About the Presentation
Autonomous research systems continually learn by adaptively planning and executing campaigns of physical and/or in silico experiments to achieve a scientific or engineering goal without direct human intervention. This emerging research area presents new opportunities to accelerate materials synthesis, evaluation, and hence discovery and design. General autonomous science systems face several challenges: learning to reliably synthesize materials, mapping material specification and processing to structure and properties, incorporating offline data streams, and incorporating prior theoretical and data-driven knowledge. As the materials community surmounts these challenges, closed-loop automated materials synthesis and characterization platforms offer much more than a means of engineering materials properties and performance through black-box optimization algorithms: they offer the potential to develop and deploy new algorithms for generating and testing scientific hypotheses. The speaker will present two exemplar autonomous systems for alloy design that are being developed at NIST, focusing on technical and methodological aspects of building and deploying robust closed-loop synthesis and characterization platforms. The first is an autonomous X-ray diffraction system that performs active cluster analysis to efficiently map composition-temperature phase diagrams using composition spread thin films. The second is an autonomous scanning droplet cell (ASDC) designed for on-demand alloy electrodeposition and real-time electrochemical characterization for investigating the corrosion-resistance properties of multicomponent alloys.
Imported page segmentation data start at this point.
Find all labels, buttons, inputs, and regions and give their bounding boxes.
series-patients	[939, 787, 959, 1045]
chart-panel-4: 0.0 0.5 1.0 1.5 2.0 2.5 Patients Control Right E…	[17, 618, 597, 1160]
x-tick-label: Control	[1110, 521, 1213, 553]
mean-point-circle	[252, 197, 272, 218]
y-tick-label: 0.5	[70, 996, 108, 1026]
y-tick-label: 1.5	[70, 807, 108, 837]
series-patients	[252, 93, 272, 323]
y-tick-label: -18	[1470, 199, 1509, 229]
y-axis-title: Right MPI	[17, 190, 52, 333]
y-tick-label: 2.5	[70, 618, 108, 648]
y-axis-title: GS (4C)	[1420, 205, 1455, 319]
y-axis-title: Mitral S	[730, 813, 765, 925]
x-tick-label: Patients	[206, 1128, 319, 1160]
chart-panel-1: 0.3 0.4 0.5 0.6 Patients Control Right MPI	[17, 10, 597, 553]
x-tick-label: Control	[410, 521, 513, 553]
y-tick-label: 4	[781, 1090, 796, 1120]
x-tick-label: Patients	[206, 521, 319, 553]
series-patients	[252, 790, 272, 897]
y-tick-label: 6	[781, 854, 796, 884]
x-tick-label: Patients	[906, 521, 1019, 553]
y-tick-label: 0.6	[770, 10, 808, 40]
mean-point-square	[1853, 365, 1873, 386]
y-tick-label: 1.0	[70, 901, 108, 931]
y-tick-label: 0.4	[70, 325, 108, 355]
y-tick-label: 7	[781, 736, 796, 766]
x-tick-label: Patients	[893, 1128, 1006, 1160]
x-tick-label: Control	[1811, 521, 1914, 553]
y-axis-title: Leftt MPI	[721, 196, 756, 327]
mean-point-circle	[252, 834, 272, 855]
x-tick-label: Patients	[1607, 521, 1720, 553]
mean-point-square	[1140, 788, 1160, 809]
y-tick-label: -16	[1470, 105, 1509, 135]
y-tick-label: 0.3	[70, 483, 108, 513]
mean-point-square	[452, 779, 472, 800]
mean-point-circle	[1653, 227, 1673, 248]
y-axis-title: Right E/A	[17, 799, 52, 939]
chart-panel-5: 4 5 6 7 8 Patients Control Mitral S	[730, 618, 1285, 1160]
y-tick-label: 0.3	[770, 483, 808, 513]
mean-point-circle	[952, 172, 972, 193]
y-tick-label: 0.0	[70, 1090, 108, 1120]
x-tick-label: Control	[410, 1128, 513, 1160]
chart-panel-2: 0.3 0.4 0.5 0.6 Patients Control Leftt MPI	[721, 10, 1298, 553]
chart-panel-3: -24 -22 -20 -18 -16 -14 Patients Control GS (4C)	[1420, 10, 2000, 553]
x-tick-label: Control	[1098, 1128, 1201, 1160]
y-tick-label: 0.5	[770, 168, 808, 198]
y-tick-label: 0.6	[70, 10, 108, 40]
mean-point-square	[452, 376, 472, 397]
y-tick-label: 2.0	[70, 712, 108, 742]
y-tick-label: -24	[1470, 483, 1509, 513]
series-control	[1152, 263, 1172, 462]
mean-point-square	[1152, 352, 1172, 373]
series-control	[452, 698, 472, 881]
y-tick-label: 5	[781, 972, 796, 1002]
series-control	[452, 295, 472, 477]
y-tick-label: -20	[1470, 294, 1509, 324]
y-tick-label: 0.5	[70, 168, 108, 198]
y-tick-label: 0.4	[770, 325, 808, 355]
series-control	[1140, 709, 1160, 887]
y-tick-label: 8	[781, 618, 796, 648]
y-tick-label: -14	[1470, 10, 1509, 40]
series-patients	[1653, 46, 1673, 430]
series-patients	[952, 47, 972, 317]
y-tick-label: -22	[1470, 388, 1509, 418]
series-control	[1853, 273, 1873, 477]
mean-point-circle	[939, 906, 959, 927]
Our initial studies focus on systems that are likely to form corrosion-resistant metallic glasses (MGs) and single-phase multi-principle element alloys (MPEAs).
Speaker: Marc Miskin, University of Pennsylvania
Presentation Title: "Turning Statistical Mechanics Models into Materials Design Engines"
About the Presentation
The core tenet of statistical mechanics is that the frequency of microstates for a material system can be used to predict its macroscopic properties. What if it were possible to turn this relationship around and use it directly for materials design? That is, instead of predicting macroscopic properties, could we engineer them by exploiting the rich information encoded in micro-states and their fluctuations? In this talk, the speaker presents a new approach that can be used to transform a statistical physics model that describes a material into a materials design algorithm that tailors it. Because the resulting algorithm is built with a physical model as its foundation, it inherits the ability to exploit micro-state information in guiding an optimization. The presenter will show this extra information leads to benefits over black-box optimization methods in terms of runtime, efficiency, and robustness. In particular, he’ll show examples of material optimization with this new approach, including optimal self-assembly, non-equilibrium optimization, and a real-world application on the directed self-assembly of diblock copolymers.